Fort Worth

Thirty-Third Annual Exhibition for Artists of Fort Worth and Tarrant County

Fort Worth Art Center Museum

Some must sidle abjectly and anonymously into any competitive exhibition out of respect for Arp, R. D. Laing, Dick Higgins, La Jolla ’63 and now, it seems, Richmond ’70, at the very least; and competitive exhibitions with prizes, reference Bob Hope on the Oscars, that they are dedicated to the proposition that jealousy and envy shall not perish from the earth. The Thirty-Third Annual in Fort Worth allows ample placation if not outright justification. It is presented in not merely a handsome installation, but one handled with the perception and ingenuity necessary to treat each of one hundred and twenty-four quite individual works in as advantageous placement as is given in the limited space available.

The Director of the Fort Worth Art Center Museum, Henry T. Hopkins, states in the catalog that among the seven hundred entries submitted were works from artists in Dallas and other counties whose membership in the Fort Worth Art Association permitted their participation in a Fort Worth, Tarrant County show. This alone indicates the civilized approach to the organization and selection, as well as the display, of the exhibition. Walter Hopps, Director of the Corcoran Gallery, was the juror, and in Hopkins’ catalog statement he notes Hopps’s “desire to achieve a comprehensive cross section, from the most conservative to the most experimental” with the result that “some very competent works were rejected in favor of less finished, experimental works which displayed growth, development and an emerging personal esthetic.” Given this stated purpose, there is no reason to look for a stylistically cohesive collection; as a whole the exhibit appears bright and varied, including an abundance of ably executed familiar styles. Granted, what may be considered universality of style is often a universality of capable imitation, still it is all too easy to play the game of wandering through such an exhibition and recognizing everything in it as someone else’s work, with each season adding newly publicized artists to be given a local rendition: these exhibitions often resemble good student shows, which is really what they generally are, and may as well be accepted as such.
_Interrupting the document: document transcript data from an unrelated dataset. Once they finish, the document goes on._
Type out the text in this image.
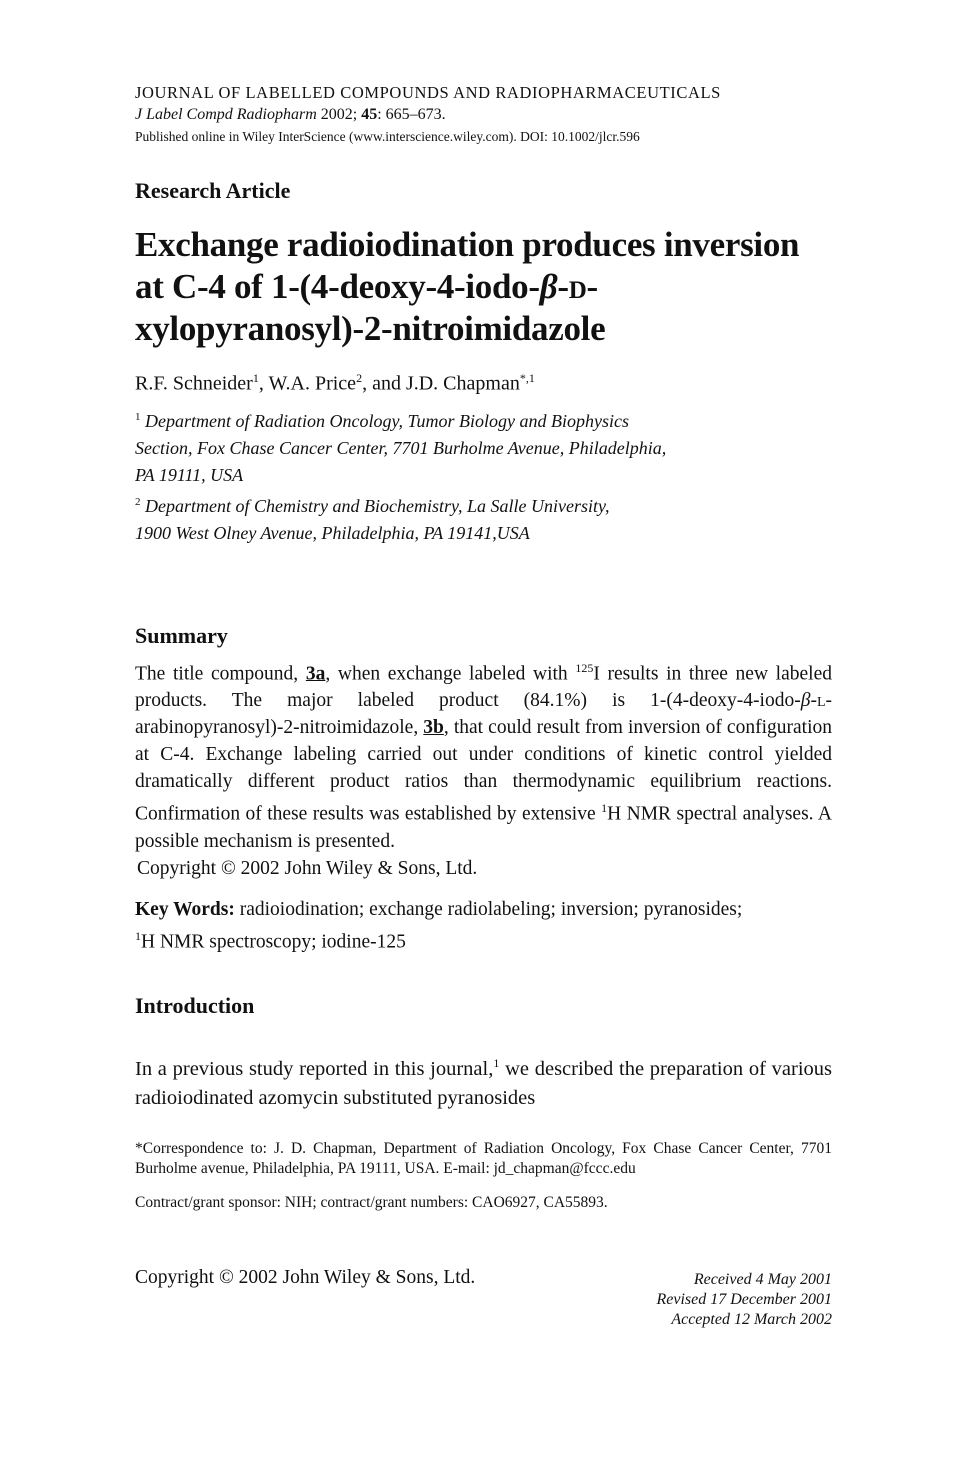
JOURNAL OF LABELLED COMPOUNDS AND RADIOPHARMACEUTICALS

J Label Compd Radiopharm 2002; 45: 665–673.

Published online in Wiley InterScience (www.interscience.wiley.com). DOI: 10.1002/jlcr.596

Research Article

Exchange radioiodination produces inversion
at C-4 of 1-(4-deoxy-4-iodo-β-d-
xylopyranosyl)-2-nitroimidazole

R.F. Schneider$^1$, W.A. Price$^2$, and J.D. Chapman$^{*,1}$

$^1$ Department of Radiation Oncology, Tumor Biology and Biophysics

Section, Fox Chase Cancer Center, 7701 Burholme Avenue, Philadelphia,

PA 19111, USA

$^2$ Department of Chemistry and Biochemistry, La Salle University,

1900 West Olney Avenue, Philadelphia, PA 19141,USA

Summary

The title compound, 3a, when exchange labeled with $^{125}$I results in three new labeled products. The major labeled product (84.1%) is 1-(4-deoxy-4-iodo-β-l-arabinopyranosyl)-2-nitroimidazole, 3b, that could result from inversion of configuration at C-4. Exchange labeling carried out under conditions of kinetic control yielded dramatically different product ratios than thermodynamic equilibrium reactions. Confirmation of these results was established by extensive $^1$H NMR spectral analyses. A possible mechanism is presented.

Copyright © 2002 John Wiley & Sons, Ltd.

Key Words: radioiodination; exchange radiolabeling; inversion; pyranosides;
$^1$H NMR spectroscopy; iodine-125

Introduction

In a previous study reported in this journal,$^1$ we described the preparation of various radioiodinated azomycin substituted pyranosides

*Correspondence to: J. D. Chapman, Department of Radiation Oncology, Fox Chase Cancer Center, 7701 Burholme avenue, Philadelphia, PA 19111, USA. E-mail: jd_chapman@fccc.edu

Contract/grant sponsor: NIH; contract/grant numbers: CAO6927, CA55893.

Copyright © 2002 John Wiley & Sons, Ltd.	Received 4 May 2001
Revised 17 December 2001
Accepted 12 March 2002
The prize money, most of it made available to the juror to be dispensed at his discretion, amounted to well over $3000 and interesting reasoning lay behind his four top selections: “He felt that all of the award entries were strong but in some cases he awarded $500 because the materials utilized are expensive and the additional money may be helpful to the artists in pursuing their present experiment al direction.” The extent to which these four, Geffert, Koch, Malone, and Roche, approach the innovative and veer away from imitation seems a corollary of the measure of their compatibility with materials, either initially difficult ones or made deliberately complex; thus a concern with material over process, information, and, excepting Roche, figurative imagery.